I just asked Windowing a TensorFlow dataset without losing cardinality information? to see if anyone knows a way to window datasets without losing cardinality.
I am trying to follow an implementation of an attention decoder
from keras.layers.recurrent import Recurrent
...
class AttentionDecoder(Recurrent):
...
#######################################################
# The functionality of init, build and call is clear
#######################################################
def __init__(self, units, output_dim,
activation='tanh',
...
def build(self, input_shape):
...
def call(self, x):
self.x_seq = x
...
return super(AttentionDecoder, self).call(x)
##################################################################
# What is the purpose of 'get_initial_state' and 'step' functions
# Do these functions override the Recurrent base class functions?
##################################################################
def get_initial_state(self, inputs):
# apply the matrix on the first time step to get the initial s0.
s0 = activations.tanh(K.dot(inputs[:, 0], self.W_s))
# from keras.layers.recurrent to initialize a vector of (batchsize,
# output_dim)
y0 = K.zeros_like(inputs) # (samples, timesteps, input_dims)
y0 = K.sum(y0, axis=(1, 2)) # (samples, )
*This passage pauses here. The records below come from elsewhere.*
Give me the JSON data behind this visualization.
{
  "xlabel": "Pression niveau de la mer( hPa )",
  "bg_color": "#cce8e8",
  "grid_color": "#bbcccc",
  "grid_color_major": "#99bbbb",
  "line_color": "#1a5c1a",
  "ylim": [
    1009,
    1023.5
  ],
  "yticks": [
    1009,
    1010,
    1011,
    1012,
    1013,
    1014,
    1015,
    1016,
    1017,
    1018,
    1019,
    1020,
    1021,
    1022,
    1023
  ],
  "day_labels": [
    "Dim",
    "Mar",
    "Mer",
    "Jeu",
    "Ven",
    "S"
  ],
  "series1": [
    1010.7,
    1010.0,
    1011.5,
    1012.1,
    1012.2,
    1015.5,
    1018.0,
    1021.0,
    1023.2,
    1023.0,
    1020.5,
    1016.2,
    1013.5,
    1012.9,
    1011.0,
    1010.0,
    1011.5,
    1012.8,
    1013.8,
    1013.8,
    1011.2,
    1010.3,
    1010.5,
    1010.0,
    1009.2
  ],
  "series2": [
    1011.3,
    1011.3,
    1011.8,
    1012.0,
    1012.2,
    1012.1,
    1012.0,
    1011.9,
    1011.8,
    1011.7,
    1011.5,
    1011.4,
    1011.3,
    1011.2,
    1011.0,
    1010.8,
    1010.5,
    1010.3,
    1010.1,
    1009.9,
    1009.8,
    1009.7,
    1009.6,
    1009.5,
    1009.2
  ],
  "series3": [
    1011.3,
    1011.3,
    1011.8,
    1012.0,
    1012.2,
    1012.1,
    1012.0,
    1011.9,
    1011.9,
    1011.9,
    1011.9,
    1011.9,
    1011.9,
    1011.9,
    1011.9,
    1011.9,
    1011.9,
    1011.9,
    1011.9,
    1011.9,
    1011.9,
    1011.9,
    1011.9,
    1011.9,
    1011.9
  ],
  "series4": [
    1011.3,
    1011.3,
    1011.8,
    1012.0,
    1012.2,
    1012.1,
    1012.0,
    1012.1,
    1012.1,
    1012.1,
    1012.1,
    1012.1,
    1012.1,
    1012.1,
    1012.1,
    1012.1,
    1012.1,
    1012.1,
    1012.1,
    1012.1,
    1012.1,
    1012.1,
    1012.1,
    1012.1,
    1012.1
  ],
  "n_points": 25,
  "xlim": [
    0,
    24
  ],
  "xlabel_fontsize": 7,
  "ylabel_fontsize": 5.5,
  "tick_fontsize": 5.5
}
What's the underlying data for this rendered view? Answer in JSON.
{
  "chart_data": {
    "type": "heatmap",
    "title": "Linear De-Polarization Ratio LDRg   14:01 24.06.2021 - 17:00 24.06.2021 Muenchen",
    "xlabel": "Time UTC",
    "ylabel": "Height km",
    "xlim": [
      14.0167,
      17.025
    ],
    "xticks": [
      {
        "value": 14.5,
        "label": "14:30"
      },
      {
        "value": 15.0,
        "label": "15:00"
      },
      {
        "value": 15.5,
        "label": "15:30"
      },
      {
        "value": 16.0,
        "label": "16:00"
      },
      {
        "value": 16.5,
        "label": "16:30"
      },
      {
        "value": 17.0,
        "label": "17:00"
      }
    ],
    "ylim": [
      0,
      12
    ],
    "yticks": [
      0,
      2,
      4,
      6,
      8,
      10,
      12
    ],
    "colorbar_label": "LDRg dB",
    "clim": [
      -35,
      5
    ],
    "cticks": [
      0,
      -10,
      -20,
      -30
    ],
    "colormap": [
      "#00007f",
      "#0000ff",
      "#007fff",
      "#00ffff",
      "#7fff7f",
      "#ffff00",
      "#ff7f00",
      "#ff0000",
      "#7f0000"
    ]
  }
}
y0 = K.expand_dims(y0) # (samples, 1)
y0 = K.tile(y0, [1, self.output_dim])
return [y0, s0]
def step(self, x, states):
ytm, stm = states
...
return yt, [yt, st]
The AttentionDecoder class is inherited from Recurrent, an abstract base class for recurrent layers ( Recurrent#keras.layers.recurrent, documented here ).
How do the get_initial_state and step function work withing the class (who calls them, when, etc.)? If these function are related to the base class Recurrent, where can I find the relevant documentation?